Compilation of Workflow Definition¶

Compilation is a process that takes a document written in a programming language, checks its correctness, and transforms it into a format that the execution environment can understand.

A similar process happens in the Workflows ecosystem whenever you want to run a Workflow Definition. The Workflows Compiler performs several steps to transform a JSON document into a computation graph, which is then executed by the Workflows Execution Engine. While this process can be complex, understanding it can be helpful for developers contributing to the ecosystem. In this document, we outline key details of the compilation process to assist in building Workflow blocks and encourage contributions to the core Execution Engine.

Note

This document covers the design of Execution Engine v1 (which is current stable version). Please acknowledge information about versioning to understand Execution Engine development cycle.

Stages of compilation¶

Workflow compilation involves several stages, including:

Loading available blocks: Gathering all the blocks that can be used in the workflow based on configuration of execution environment
Compiling dynamic blocks: Turning dynamic blocks definitions into standard Workflow Blocks
Parsing the Workflow Definition: Reading and interpreting the JSON document that defines the workflow, detecting syntax errors
Building Workflow Execution Graph: Creating a graph that defines how data will flow through the workflow during execution and verifying Workflow integrity
Initializing Workflow steps from blocks: Setting up the individual workflow steps based on the available blocks, steps definitions and configuration of execution environment.

Let's take a closer look at each of the workflow compilation steps.

Workflows blocks loading¶

As described in the blocks bundling guide, a group of Workflow blocks can be packaged into a workflow plugin. A plugin is essentially a standard Python library that, in its main module, exposes specific functions allowing Workflow Blocks to be dynamically loaded.

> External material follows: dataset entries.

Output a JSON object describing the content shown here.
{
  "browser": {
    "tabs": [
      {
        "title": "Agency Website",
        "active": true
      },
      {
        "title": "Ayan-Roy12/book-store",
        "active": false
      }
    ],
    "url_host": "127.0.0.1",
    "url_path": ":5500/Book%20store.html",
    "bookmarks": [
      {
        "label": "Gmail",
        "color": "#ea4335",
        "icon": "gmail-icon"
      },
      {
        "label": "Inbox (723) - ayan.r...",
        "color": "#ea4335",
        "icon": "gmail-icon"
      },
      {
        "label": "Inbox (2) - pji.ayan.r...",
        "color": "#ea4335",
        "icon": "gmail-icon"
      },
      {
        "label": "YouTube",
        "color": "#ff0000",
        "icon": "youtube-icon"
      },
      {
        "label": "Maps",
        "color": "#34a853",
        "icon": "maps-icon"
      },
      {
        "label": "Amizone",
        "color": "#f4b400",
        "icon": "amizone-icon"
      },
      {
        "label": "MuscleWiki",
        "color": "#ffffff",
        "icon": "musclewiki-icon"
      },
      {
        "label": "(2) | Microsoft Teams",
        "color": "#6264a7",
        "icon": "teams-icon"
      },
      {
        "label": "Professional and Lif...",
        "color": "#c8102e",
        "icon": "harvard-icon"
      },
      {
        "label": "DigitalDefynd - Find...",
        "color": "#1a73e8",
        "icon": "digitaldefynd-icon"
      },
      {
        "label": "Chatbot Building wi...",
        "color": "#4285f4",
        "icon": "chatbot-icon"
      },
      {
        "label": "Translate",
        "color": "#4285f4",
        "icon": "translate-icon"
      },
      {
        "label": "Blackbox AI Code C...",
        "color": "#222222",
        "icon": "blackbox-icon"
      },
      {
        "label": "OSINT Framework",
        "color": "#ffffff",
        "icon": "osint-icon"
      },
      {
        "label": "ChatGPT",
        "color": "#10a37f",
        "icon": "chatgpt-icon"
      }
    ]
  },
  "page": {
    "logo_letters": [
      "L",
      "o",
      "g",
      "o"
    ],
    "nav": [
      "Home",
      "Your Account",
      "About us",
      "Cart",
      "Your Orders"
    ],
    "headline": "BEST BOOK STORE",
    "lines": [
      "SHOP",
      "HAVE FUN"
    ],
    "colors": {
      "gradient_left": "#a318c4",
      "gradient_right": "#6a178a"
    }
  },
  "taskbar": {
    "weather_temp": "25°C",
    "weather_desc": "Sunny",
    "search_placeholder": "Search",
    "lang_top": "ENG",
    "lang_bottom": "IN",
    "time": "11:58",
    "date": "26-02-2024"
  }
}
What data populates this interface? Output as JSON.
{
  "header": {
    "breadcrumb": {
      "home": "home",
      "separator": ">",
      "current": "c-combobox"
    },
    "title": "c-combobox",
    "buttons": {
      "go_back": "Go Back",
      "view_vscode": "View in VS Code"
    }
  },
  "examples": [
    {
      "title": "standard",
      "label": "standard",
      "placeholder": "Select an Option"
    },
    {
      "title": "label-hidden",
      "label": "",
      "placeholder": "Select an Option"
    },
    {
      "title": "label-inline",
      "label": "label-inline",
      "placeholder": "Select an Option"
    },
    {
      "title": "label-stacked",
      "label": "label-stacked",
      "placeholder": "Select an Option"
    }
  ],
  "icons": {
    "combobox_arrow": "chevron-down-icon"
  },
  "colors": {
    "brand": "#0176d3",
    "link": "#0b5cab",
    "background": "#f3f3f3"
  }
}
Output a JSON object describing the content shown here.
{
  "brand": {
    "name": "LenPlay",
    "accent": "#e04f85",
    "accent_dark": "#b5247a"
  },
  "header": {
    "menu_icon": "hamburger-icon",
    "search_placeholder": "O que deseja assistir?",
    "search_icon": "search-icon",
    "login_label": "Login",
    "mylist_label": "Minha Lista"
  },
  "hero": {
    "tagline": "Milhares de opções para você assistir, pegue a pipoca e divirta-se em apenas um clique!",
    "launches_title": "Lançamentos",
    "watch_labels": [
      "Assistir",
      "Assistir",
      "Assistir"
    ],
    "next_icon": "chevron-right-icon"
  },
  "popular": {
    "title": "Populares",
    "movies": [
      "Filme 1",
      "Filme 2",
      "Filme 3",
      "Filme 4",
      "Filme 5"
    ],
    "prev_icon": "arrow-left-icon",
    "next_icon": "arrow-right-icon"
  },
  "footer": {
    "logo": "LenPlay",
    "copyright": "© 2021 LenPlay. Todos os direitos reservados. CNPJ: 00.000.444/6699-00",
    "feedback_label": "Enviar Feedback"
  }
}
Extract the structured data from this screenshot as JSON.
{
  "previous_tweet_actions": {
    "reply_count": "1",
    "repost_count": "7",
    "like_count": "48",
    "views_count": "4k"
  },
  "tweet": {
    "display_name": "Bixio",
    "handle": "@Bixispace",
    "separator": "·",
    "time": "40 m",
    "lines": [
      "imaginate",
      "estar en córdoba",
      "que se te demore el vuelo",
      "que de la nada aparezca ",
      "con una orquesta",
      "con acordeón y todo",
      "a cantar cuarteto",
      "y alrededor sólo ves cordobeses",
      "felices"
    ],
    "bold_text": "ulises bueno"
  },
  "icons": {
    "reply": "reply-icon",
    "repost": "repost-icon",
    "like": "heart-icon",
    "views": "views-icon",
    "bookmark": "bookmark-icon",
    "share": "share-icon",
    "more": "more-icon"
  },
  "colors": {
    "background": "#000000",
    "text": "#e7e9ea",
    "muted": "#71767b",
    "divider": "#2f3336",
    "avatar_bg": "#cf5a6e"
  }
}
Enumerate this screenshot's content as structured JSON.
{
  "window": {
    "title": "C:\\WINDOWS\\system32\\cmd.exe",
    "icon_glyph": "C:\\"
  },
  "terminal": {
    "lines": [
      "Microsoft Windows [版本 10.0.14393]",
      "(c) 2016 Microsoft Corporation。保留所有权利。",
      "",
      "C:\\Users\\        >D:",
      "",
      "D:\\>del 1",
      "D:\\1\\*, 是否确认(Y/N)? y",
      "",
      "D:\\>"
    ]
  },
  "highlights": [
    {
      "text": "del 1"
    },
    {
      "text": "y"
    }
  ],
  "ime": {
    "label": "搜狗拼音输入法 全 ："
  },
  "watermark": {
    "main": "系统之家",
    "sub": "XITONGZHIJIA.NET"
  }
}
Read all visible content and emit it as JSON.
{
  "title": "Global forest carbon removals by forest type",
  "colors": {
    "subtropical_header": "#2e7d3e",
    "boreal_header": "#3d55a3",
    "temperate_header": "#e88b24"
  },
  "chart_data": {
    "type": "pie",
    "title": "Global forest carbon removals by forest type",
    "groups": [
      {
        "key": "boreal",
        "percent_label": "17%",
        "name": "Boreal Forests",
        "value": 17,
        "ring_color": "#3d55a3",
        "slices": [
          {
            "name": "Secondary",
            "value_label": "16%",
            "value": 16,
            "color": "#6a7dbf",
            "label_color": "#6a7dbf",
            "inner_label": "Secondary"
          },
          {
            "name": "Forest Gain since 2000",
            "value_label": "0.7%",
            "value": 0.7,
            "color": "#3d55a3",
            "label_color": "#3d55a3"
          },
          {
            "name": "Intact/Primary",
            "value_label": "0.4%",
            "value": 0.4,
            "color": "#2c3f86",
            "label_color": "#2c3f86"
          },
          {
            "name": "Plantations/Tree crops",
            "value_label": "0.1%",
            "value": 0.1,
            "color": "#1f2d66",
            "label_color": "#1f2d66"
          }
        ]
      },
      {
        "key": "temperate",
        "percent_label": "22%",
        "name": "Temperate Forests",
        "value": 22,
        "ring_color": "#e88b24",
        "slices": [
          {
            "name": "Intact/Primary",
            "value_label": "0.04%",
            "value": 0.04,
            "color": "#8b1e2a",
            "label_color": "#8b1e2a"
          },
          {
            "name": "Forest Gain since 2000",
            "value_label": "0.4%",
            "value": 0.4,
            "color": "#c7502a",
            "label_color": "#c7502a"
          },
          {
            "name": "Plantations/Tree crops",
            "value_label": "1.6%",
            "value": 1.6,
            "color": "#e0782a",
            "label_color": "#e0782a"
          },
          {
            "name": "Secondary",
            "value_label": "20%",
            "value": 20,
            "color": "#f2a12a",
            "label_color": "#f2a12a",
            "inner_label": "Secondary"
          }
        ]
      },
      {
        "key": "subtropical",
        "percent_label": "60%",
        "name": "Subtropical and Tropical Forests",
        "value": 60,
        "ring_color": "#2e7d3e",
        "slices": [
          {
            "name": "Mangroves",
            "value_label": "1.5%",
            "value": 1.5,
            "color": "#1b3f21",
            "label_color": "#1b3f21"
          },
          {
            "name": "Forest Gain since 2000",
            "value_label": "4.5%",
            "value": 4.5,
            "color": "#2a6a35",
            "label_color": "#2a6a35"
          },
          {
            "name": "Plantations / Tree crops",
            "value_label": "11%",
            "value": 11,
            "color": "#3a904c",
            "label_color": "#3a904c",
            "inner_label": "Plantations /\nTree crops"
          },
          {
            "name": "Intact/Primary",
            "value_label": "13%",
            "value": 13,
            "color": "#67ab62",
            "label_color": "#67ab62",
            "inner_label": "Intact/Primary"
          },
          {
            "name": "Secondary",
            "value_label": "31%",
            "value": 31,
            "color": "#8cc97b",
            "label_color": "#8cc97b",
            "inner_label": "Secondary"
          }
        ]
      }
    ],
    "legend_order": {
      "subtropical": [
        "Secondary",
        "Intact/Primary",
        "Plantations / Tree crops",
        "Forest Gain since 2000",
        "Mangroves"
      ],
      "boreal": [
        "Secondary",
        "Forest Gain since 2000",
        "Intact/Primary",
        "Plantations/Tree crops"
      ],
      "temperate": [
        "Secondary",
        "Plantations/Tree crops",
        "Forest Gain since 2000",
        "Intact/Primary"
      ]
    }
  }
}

The Workflows Compiler and Execution Engine are designed to be independent of specific Workflow Blocks, and the Compiler has the ability to discover and load blocks from plugins.

Roboflow provides the roboflow_core plugin, which includes a set of basic Workflow Blocks that are always loaded by the Compiler, as both the Compiler and these blocks are bundled in the inference package.

For custom plugins, once they are installed in the Python environment, they need to be referenced using an environment variable called WORKFLOWS_PLUGINS. This variable should contain the names of the Python packages that contain the plugins, separated by commas.

For example, if you have two custom plugins, numpy_plugin and pandas_plugin, you can enable them in your Workflows environment by setting:

export WORKFLOWS_PLUGINS="numpy_plugin,pandas_plugin"

Both numpy_plugin and pandas_plugin are not paths to library repositories, but rather names of the main modules of libraries shipping plugins (import numpy_plugin must work in your Python environment for the plugin to be possible to be loaded).

Once Compiler loads all plugins it is ready for the next stage of compilation.

Compilation of dynamic blocks¶

Note

The topic of dynamic Python blocks is covered in separate docs page. To unerstand the content of this section you only need to know that there is a way to define Workflow Blocks in-place in Workflow Definition - specifying both block manifest and Python code in JSON document. This functionality only works if you run Workflows Execution Engine on your hardware and is disabled ad Roboflow hosted platform.

The Workflows Compiler can transform Dynamic Python Blocks, defined directly in a Workflow Definition, into full-fledged Workflow Blocks at runtime. The Compiler generates these block classes dynamically based on the block's definition, eliminating the need for developers to manually create them as they would in a plugin.

Once this process is complete, the dynamic blocks are added to the pool of available Workflow Blocks. These blocks can then be used in the steps section of your Workflow Definition, just like any other standard block.

Parsing Workflow Definition¶

Once all Workflow Blocks are loaded, the Compiler retrieves the manifest classes for each block. These manifests are pydantic data classes that define the structure of step entries in definition. At parsing stage, errors with Workflows Definition are alerted, for example:

usage of non-existing blocks
invalid configuration of steps
lack of required parameters for steps

Thanks to pydantic, the Workflows Compiler doesn't need its own parser. Additionally, blocks creators use standard Python library to define block manifests.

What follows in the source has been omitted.